The state cites to this court's decision in State v. Stewart, Cuyahoga App. No. 81157, 2002-Ohio-6855, in which the defendant who damaged a door to a bar was convicted pursuant to R.C. 2909.05(B)(1)(b). However, in that case, we did not discuss the element of whether the property damaged was necessary to conduct business. Instead, we focused on whether "serious physical harm" was proven, requiring an instruction thereon.

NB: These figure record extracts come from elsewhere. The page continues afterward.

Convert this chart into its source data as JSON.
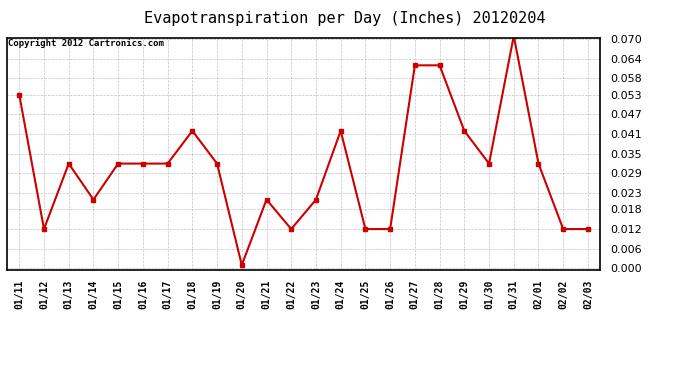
{
  "title": "Evapotranspiration per Day (Inches) 20120204",
  "copyright_text": "Copyright 2012 Cartronics.com",
  "dates": [
    "01/11",
    "01/12",
    "01/13",
    "01/14",
    "01/15",
    "01/16",
    "01/17",
    "01/18",
    "01/19",
    "01/20",
    "01/21",
    "01/22",
    "01/23",
    "01/24",
    "01/25",
    "01/26",
    "01/27",
    "01/28",
    "01/29",
    "01/30",
    "01/31",
    "02/01",
    "02/02",
    "02/03"
  ],
  "values": [
    0.053,
    0.012,
    0.032,
    0.021,
    0.032,
    0.032,
    0.032,
    0.042,
    0.032,
    0.001,
    0.021,
    0.012,
    0.021,
    0.042,
    0.012,
    0.012,
    0.062,
    0.062,
    0.042,
    0.032,
    0.071,
    0.032,
    0.012,
    0.012
  ],
  "line_color": "#cc0000",
  "marker": "s",
  "marker_size": 3,
  "ylim": [
    0.0,
    0.07
  ],
  "yticks": [
    0.0,
    0.006,
    0.012,
    0.018,
    0.023,
    0.029,
    0.035,
    0.041,
    0.047,
    0.053,
    0.058,
    0.064,
    0.07
  ],
  "background_color": "#ffffff",
  "grid_color": "#aaaaaa",
  "title_fontsize": 11,
  "copyright_fontsize": 6.5,
  "tick_fontsize": 7,
  "ytick_fontsize": 8
}
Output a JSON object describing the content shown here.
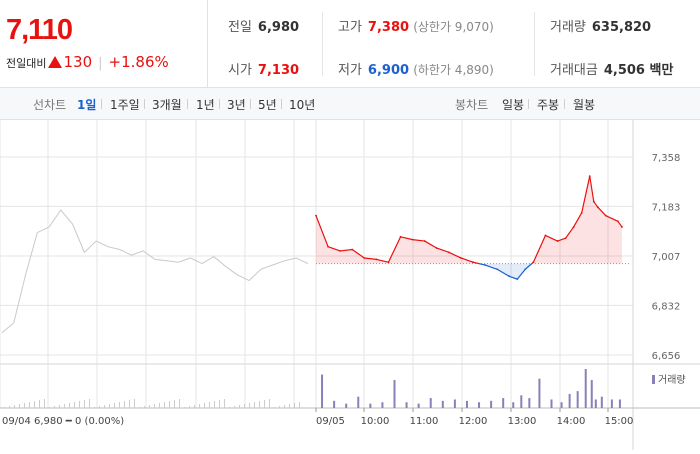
{
  "quote": {
    "current_price": "7,110",
    "change_label": "전일대비",
    "change_value": "130",
    "change_rate": "+1.86%",
    "prev_close_label": "전일",
    "prev_close": "6,980",
    "open_label": "시가",
    "open": "7,130",
    "high_label": "고가",
    "high": "7,380",
    "high_sub": "(상한가 9,070)",
    "low_label": "저가",
    "low": "6,900",
    "low_sub": "(하한가 4,890)",
    "volume_label": "거래량",
    "volume": "635,820",
    "amount_label": "거래대금",
    "amount": "4,506 백만"
  },
  "tabs": {
    "line_label": "선차트",
    "line_tabs": [
      "1일",
      "1주일",
      "3개월",
      "1년",
      "3년",
      "5년",
      "10년"
    ],
    "selected_line_tab": "1일",
    "candle_label": "봉차트",
    "candle_tabs": [
      "일봉",
      "주봉",
      "월봉"
    ]
  },
  "colors": {
    "up": "#e8110f",
    "down": "#1a60d0",
    "grid": "#e5e5e5",
    "prev_day": "#c9c9c9",
    "volume": "#8a7fb8"
  },
  "chart_data": {
    "type": "line",
    "title": "",
    "xlabel": "",
    "ylabel": "",
    "y_ticks": [
      "7,358",
      "7,183",
      "7,007",
      "6,832",
      "6,656"
    ],
    "y_tick_values": [
      7358,
      7183,
      7007,
      6832,
      6656
    ],
    "ylim": [
      6656,
      7358
    ],
    "base_price": 6980,
    "x_tick_labels": [
      "09/05",
      "10:00",
      "11:00",
      "12:00",
      "13:00",
      "14:00",
      "15:00"
    ],
    "prev_day_caption": "09/04  6,980 ━ 0 (0.00%)",
    "volume_legend": "거래량",
    "grid": true,
    "series": [
      {
        "x": [
          "09:00",
          "09:15",
          "09:30",
          "09:45",
          "10:00",
          "10:15",
          "10:30",
          "10:45",
          "11:00",
          "11:15",
          "11:30",
          "11:45",
          "12:00",
          "12:15",
          "12:30",
          "12:45",
          "13:00",
          "13:10",
          "13:20",
          "13:30",
          "13:45",
          "14:00",
          "14:10",
          "14:20",
          "14:30",
          "14:40",
          "14:45",
          "14:50",
          "15:00",
          "15:15",
          "15:20"
        ],
        "values": [
          7150,
          7040,
          7025,
          7030,
          7000,
          6995,
          6985,
          7075,
          7065,
          7060,
          7035,
          7020,
          7000,
          6985,
          6975,
          6960,
          6935,
          6925,
          6960,
          6985,
          7080,
          7060,
          7070,
          7110,
          7160,
          7290,
          7200,
          7180,
          7150,
          7130,
          7110
        ]
      }
    ],
    "prev_day_series": {
      "values": [
        6735,
        6770,
        6940,
        7090,
        7110,
        7170,
        7120,
        7020,
        7060,
        7040,
        7030,
        7010,
        7025,
        6995,
        6990,
        6985,
        7000,
        6980,
        7005,
        6970,
        6940,
        6920,
        6960,
        6975,
        6990,
        7000,
        6980
      ]
    }
  }
}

{¶ 16} The state did present evidence to prove vandalism under R.C. 2909.05(B)(1)(a), which only requires showing damages in excess of $500. Evidence presented showed that the repair of the window cost over $500. However, the fact that sufficient evidence was presented under (B)(1)(a) does not support Sullivan's conviction under (B)(1)(b) because Sullivan was not indicted under (B)(1)(a) nor was the jury instructed regarding this section.
{¶ 17} This court in State v. Hart, Cuyahoga App. No. 79564, 2002-Ohio-1984 and State v. Hamley (2001), 142 Ohio App.3d 615, 756 N.E.2d 702, had the converse situation. That is, sufficient evidence was presented to support a conviction that the damaged property was "necessary" to conduct business, but the evidence was not sufficient to support a conviction that the damage was in excess of $500. In those cases, we concluded that because the indictment specifically recited the section of the vandalism statute that applied, and because the state did not seek to amend the indictment to refer to the other section, the defendant could not be convicted of the section not set forth in the indictment. Additionally, the trial court only instructed the jury on the section contained in the indictment.

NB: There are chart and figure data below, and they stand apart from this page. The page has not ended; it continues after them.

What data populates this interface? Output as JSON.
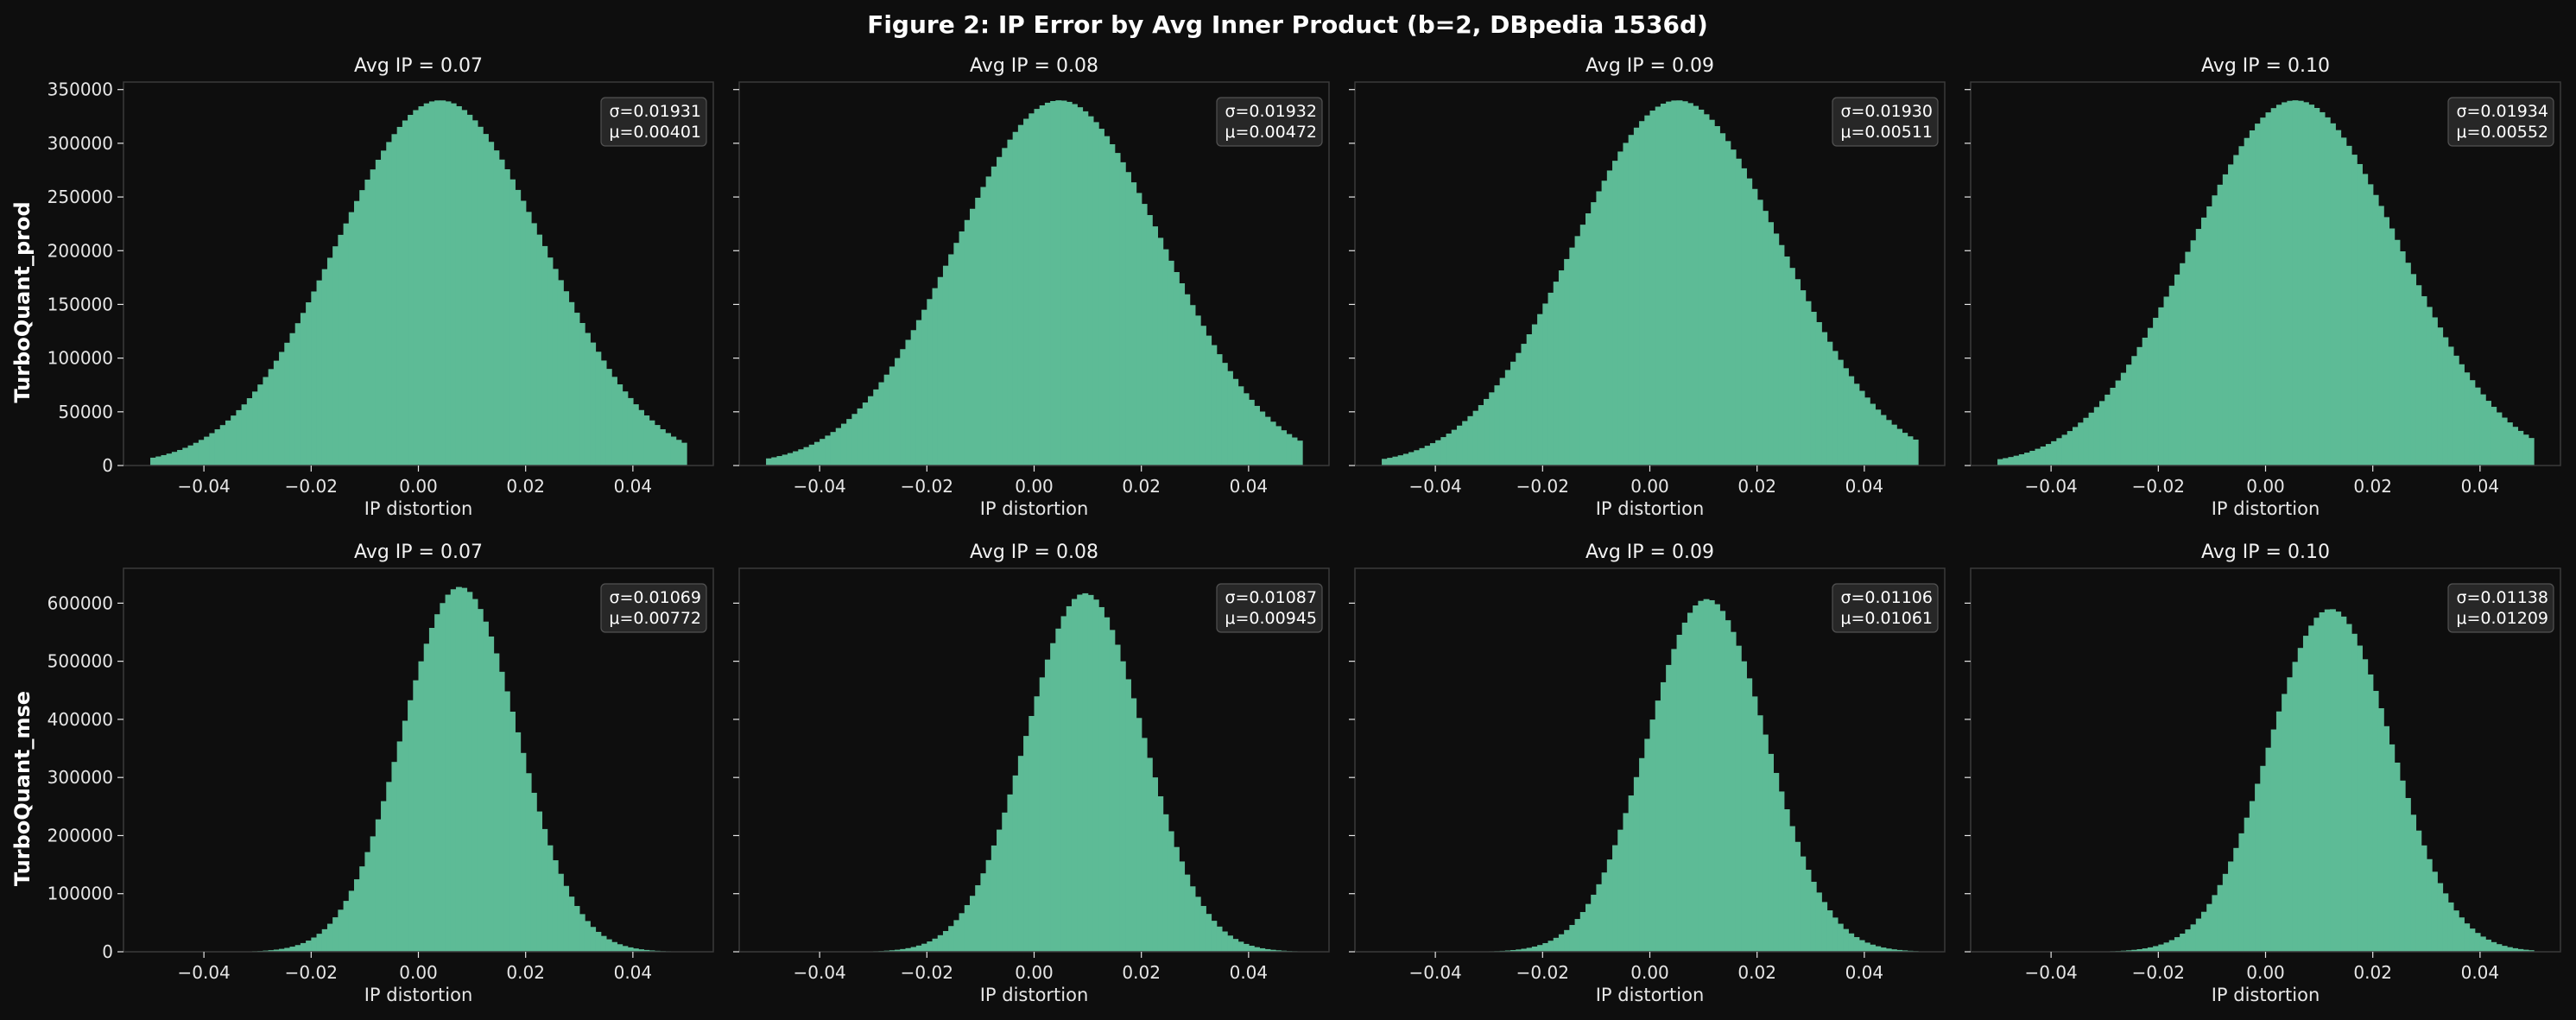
{
  "title": "Figure 2: IP Error by Avg Inner Product (b=2, DBpedia 1536d)",
  "colors": {
    "background": "#0e0e0e",
    "bar": "#5dbb96",
    "spine": "#3a3a3a",
    "text": "#e6e6e6",
    "stat_box": "#2a2a2a"
  },
  "row_labels": [
    "TurboQuant_prod",
    "TurboQuant_mse"
  ],
  "chart_data": [
    {
      "type": "bar",
      "row": 0,
      "col": 0,
      "title": "Avg IP = 0.07",
      "xlabel": "IP distortion",
      "ylabel": "TurboQuant_prod",
      "xlim": [
        -0.055,
        0.055
      ],
      "ylim": [
        0,
        357000
      ],
      "xticks": [
        -0.04,
        -0.02,
        0.0,
        0.02,
        0.04
      ],
      "yticks": [
        0,
        50000,
        100000,
        150000,
        200000,
        250000,
        300000,
        350000
      ],
      "sigma": 0.01931,
      "mu": 0.00401,
      "peak": 340000,
      "bins": 100,
      "range": [
        -0.05,
        0.05
      ],
      "stats": [
        "σ=0.01931",
        "μ=0.00401"
      ],
      "xtick_labels": [
        "−0.04",
        "−0.02",
        "0.00",
        "0.02",
        "0.04"
      ],
      "ytick_labels": [
        "0",
        "50000",
        "100000",
        "150000",
        "200000",
        "250000",
        "300000",
        "350000"
      ]
    },
    {
      "type": "bar",
      "row": 0,
      "col": 1,
      "title": "Avg IP = 0.08",
      "xlabel": "IP distortion",
      "xlim": [
        -0.055,
        0.055
      ],
      "ylim": [
        0,
        357000
      ],
      "xticks": [
        -0.04,
        -0.02,
        0.0,
        0.02,
        0.04
      ],
      "sigma": 0.01932,
      "mu": 0.00472,
      "peak": 340000,
      "bins": 100,
      "range": [
        -0.05,
        0.05
      ],
      "stats": [
        "σ=0.01932",
        "μ=0.00472"
      ],
      "xtick_labels": [
        "−0.04",
        "−0.02",
        "0.00",
        "0.02",
        "0.04"
      ]
    },
    {
      "type": "bar",
      "row": 0,
      "col": 2,
      "title": "Avg IP = 0.09",
      "xlabel": "IP distortion",
      "xlim": [
        -0.055,
        0.055
      ],
      "ylim": [
        0,
        357000
      ],
      "xticks": [
        -0.04,
        -0.02,
        0.0,
        0.02,
        0.04
      ],
      "sigma": 0.0193,
      "mu": 0.00511,
      "peak": 340000,
      "bins": 100,
      "range": [
        -0.05,
        0.05
      ],
      "stats": [
        "σ=0.01930",
        "μ=0.00511"
      ],
      "xtick_labels": [
        "−0.04",
        "−0.02",
        "0.00",
        "0.02",
        "0.04"
      ]
    },
    {
      "type": "bar",
      "row": 0,
      "col": 3,
      "title": "Avg IP = 0.10",
      "xlabel": "IP distortion",
      "xlim": [
        -0.055,
        0.055
      ],
      "ylim": [
        0,
        357000
      ],
      "xticks": [
        -0.04,
        -0.02,
        0.0,
        0.02,
        0.04
      ],
      "sigma": 0.01934,
      "mu": 0.00552,
      "peak": 340000,
      "bins": 100,
      "range": [
        -0.05,
        0.05
      ],
      "stats": [
        "σ=0.01934",
        "μ=0.00552"
      ],
      "xtick_labels": [
        "−0.04",
        "−0.02",
        "0.00",
        "0.02",
        "0.04"
      ]
    },
    {
      "type": "bar",
      "row": 1,
      "col": 0,
      "title": "Avg IP = 0.07",
      "xlabel": "IP distortion",
      "ylabel": "TurboQuant_mse",
      "xlim": [
        -0.055,
        0.055
      ],
      "ylim": [
        0,
        660000
      ],
      "xticks": [
        -0.04,
        -0.02,
        0.0,
        0.02,
        0.04
      ],
      "yticks": [
        0,
        100000,
        200000,
        300000,
        400000,
        500000,
        600000
      ],
      "sigma": 0.01069,
      "mu": 0.00772,
      "peak": 628000,
      "bins": 100,
      "range": [
        -0.05,
        0.05
      ],
      "stats": [
        "σ=0.01069",
        "μ=0.00772"
      ],
      "xtick_labels": [
        "−0.04",
        "−0.02",
        "0.00",
        "0.02",
        "0.04"
      ],
      "ytick_labels": [
        "0",
        "100000",
        "200000",
        "300000",
        "400000",
        "500000",
        "600000"
      ]
    },
    {
      "type": "bar",
      "row": 1,
      "col": 1,
      "title": "Avg IP = 0.08",
      "xlabel": "IP distortion",
      "xlim": [
        -0.055,
        0.055
      ],
      "ylim": [
        0,
        660000
      ],
      "xticks": [
        -0.04,
        -0.02,
        0.0,
        0.02,
        0.04
      ],
      "sigma": 0.01087,
      "mu": 0.00945,
      "peak": 617000,
      "bins": 100,
      "range": [
        -0.05,
        0.05
      ],
      "stats": [
        "σ=0.01087",
        "μ=0.00945"
      ],
      "xtick_labels": [
        "−0.04",
        "−0.02",
        "0.00",
        "0.02",
        "0.04"
      ]
    },
    {
      "type": "bar",
      "row": 1,
      "col": 2,
      "title": "Avg IP = 0.09",
      "xlabel": "IP distortion",
      "xlim": [
        -0.055,
        0.055
      ],
      "ylim": [
        0,
        660000
      ],
      "xticks": [
        -0.04,
        -0.02,
        0.0,
        0.02,
        0.04
      ],
      "sigma": 0.01106,
      "mu": 0.01061,
      "peak": 607000,
      "bins": 100,
      "range": [
        -0.05,
        0.05
      ],
      "stats": [
        "σ=0.01106",
        "μ=0.01061"
      ],
      "xtick_labels": [
        "−0.04",
        "−0.02",
        "0.00",
        "0.02",
        "0.04"
      ]
    },
    {
      "type": "bar",
      "row": 1,
      "col": 3,
      "title": "Avg IP = 0.10",
      "xlabel": "IP distortion",
      "xlim": [
        -0.055,
        0.055
      ],
      "ylim": [
        0,
        660000
      ],
      "xticks": [
        -0.04,
        -0.02,
        0.0,
        0.02,
        0.04
      ],
      "sigma": 0.01138,
      "mu": 0.01209,
      "peak": 590000,
      "bins": 100,
      "range": [
        -0.05,
        0.05
      ],
      "stats": [
        "σ=0.01138",
        "μ=0.01209"
      ],
      "xtick_labels": [
        "−0.04",
        "−0.02",
        "0.00",
        "0.02",
        "0.04"
      ]
    }
  ]
}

{¶ 18} We have the identical situation here. Sullivan's indictment recited verbatim section (B)(1)(b), and the state did not attempt to amend the indictment. The trial court also only instructed the jury regarding section (B)(1)(b). Accordingly, because the state failed to present evidence on an essential element of the vandalism offense, insufficient evidence existed to support the vandalism conviction. Sullivan's sole assigned error is well-taken. Sullivan's vandalism conviction is reversed and vacated. Although Sullivan requests to be discharged he has already served his sentence.

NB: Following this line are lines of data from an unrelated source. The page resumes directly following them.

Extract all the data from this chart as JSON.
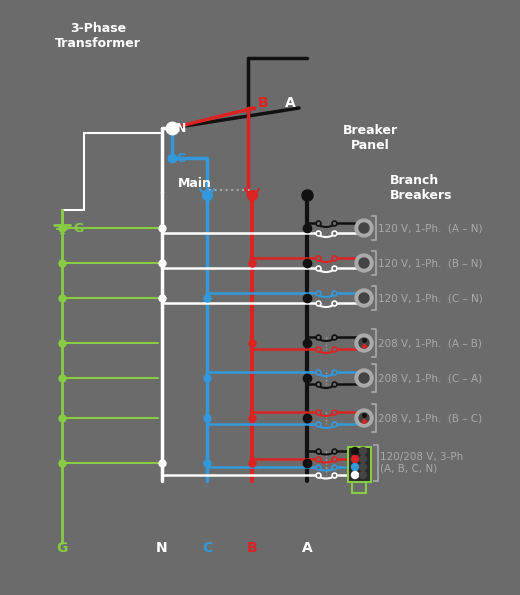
{
  "bg_color": "#6b6b6b",
  "colors": {
    "black": "#111111",
    "red": "#dd2222",
    "blue": "#3399dd",
    "white": "#ffffff",
    "green": "#88cc44",
    "gray": "#aaaaaa",
    "dark_gray": "#444444"
  },
  "branch_labels": [
    "120 V, 1-Ph.  (A – N)",
    "120 V, 1-Ph.  (B – N)",
    "120 V, 1-Ph.  (C – N)",
    "208 V, 1-Ph.  (A – B)",
    "208 V, 1-Ph.  (C – A)",
    "208 V, 1-Ph.  (B – C)",
    "120/208 V, 3-Ph\n(A, B, C, N)"
  ]
}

{¶ 19} Due to our disposition of the first assigned error, the second assigned error is moot and need not be addressed. App. R. 12(A)(1)(c).
Judgment is reversed and vacated.
It is ordered that appellant recover of appellee his costs herein taxed.
The court finds there were reasonable grounds for this appeal.
It is ordered that a special mandate be sent to said court to carry this judgment into execution.
A certified copy of this entry shall constitute the mandate pursuant to Rule 27 of the Rules of Appellate Procedure.
FRANK D. CELEBREZZE, JR., J., CONCURS; ANN DYKE, J., DISSENTS (SEE ATTACHED DISSENTING OPINION.)
{¶ 20} I respectfully dissent. I would conclude that there is sufficient evidence to support the vandalism conviction. I would find that a rational jury could conclude that the window was "necessary in order for its owner or possessor to engage in the owner's or possessor's profession, business, trade or occupation," under R.C. 2909.05(B)(1)(b), as the child care center and senior center require safe and secure premises. I also would apply this court's decision in State v. Stewart, Cuyahoga App. No. 81157, 2002-Ohio-6855. In Stewart, this court considered the sufficiency of the evidence of defendant's conviction for vandalism where he shot a door to a bar and determined that the state established that defendant knowingly caused physical harm to property that is necessary in order for its owner or possessor to engage in the owner's or possessor's profession, business, trade, or occupation.